My friend, Karim Aïnouz, the Brazilian nominee on the shortlist for the Academy Awards —his film is called “The Invisible Life of Eurídice Gusmão,” — said to me, “The auteur theory is all about brand building.”

It basically is. So, you’ve carved out your brand, then? You had a negative experience working in television recently, yes; TV wasn’t for you?
It’s a different beast. Whatever people say, there is a committee involved in the creativity. I don’t work that well in that environment. Television isn’t for me and I’m not for television; it’s mutual.

Are you the kind of creator that has several projects sitting in a drawer?
I’m a Montessori kid. Montessori is an educational philosophy that is about starting and finishing one project before moving on to the next. You work in a very linear way towards completion before going on to the next project.

It makes sense why artists always have to be working on something in your movies…
I’m more connected to myself when I have the companionship of a single project running alongside the rest of my life. Here we are talking about “Frankie,” but I’ve got this other film I’m making —which you don’t know anything about yet— and, knowing that it’s mine, I find that companionable.

Feels like people overlook that these days. The discourse is always moving onto the next thing…
I know what you mean.

Seems like anything that doesn’t have Disney’s resources is living in fear of being drowned out. 
That’s something a little different; that’s about having lost an audience that used to be bigger, like opera, or something similar. None of us know anything about opera. I don’t know anything about opera.

We are not training younger audiences. The culture is changing. I felt this when I was at Cannes; it felt like the Titanic was going down and people were popping champagne. No one in the room understood quite how rarefied the air was.

I think Cannes could have a use, though; it could be used to encourage the conversations more between those of us who are doing this sort of work, in a kind of human way; which is hard when you’re at the center of capitalism.

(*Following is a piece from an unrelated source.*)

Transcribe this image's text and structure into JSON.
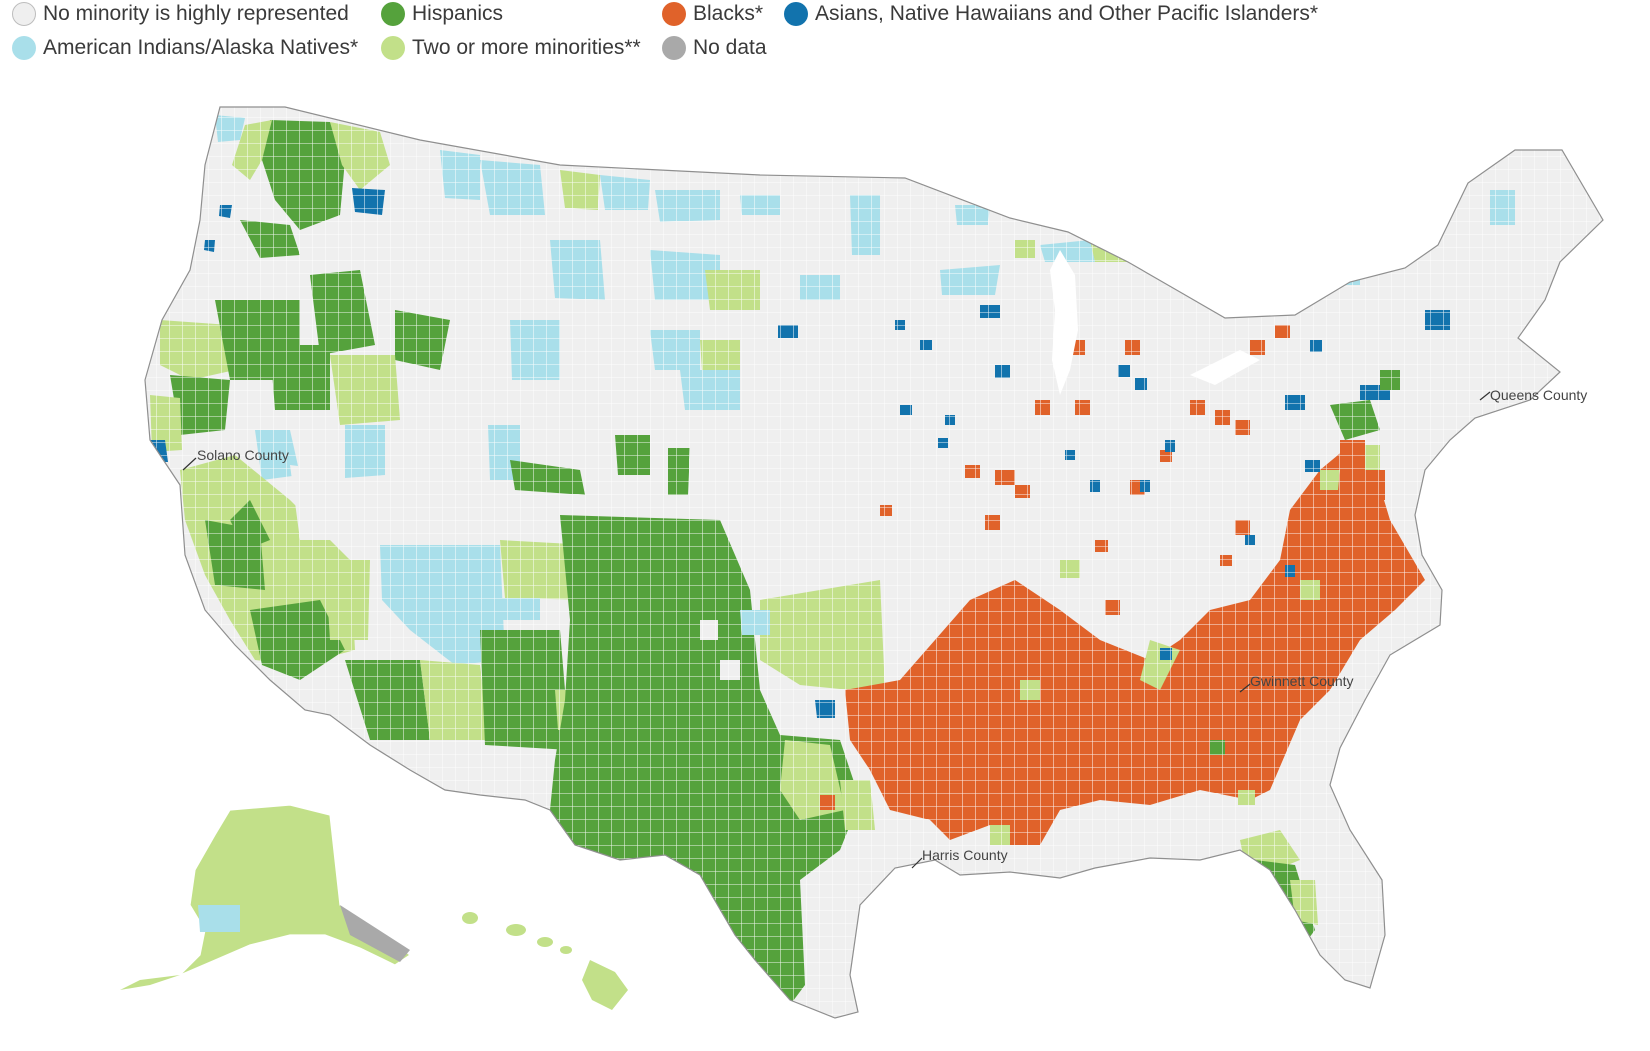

Are some things are changing for the positive though? As a gay man, have you found it easier to navigate the creative space at all?
Not as a gay man. I don’t think artwork goes in a particularly linear direction towards progress. We’re certainly not better than we were in the age of Fassbinder and Visconti —which was a high renaissance in the ‘70s of a certain kind of queer cinema— and those directors were able to maintain [their vision], like Pasolini. But it’s not like we’ve [eclipsed that].

As an artist, I’m very willing and interested in talking about the macro, but I focus most intently on the micro. I’ll wear another hat. I started an LGBTQ arts organization called Queer Arts, and I’m a community organizer, and I’m thinking in the macro there; but, as a filmmaker, I’m just thinking “What is my next film and how can I get it made.”

I was talking to someone earlier about the show “Pose,” which is a kind of radical inversion of who is at the center of the story, in a way that’s very funny. That is changing in a super positive way for the voices of different kinds of writers and artists.

Even for my generation, queer characters were primarily represented in art house pictures, but now it’s finally starting to feel like something you see in mainstream content.
You’re right. I’m glad that you articulated that that is progress. I’m always thinking, “who is our new Fassbinder?” But that’s not the only way to look at it; you can also look at it as who gets jobs, and in what spaces are they’re being made. Maybe the aesthetic level hasn’t seen much direct progress, at least when it comes to what I’m looking for.

That’s probably why I didn’t work well in television. I’m still in this conversation about form with my heroes from the golden age of the art film. When I got out I was like, “I really just want to work with people who want to talk about Chantal Akerman.”

“Frankie” arrives in theaters on October 25.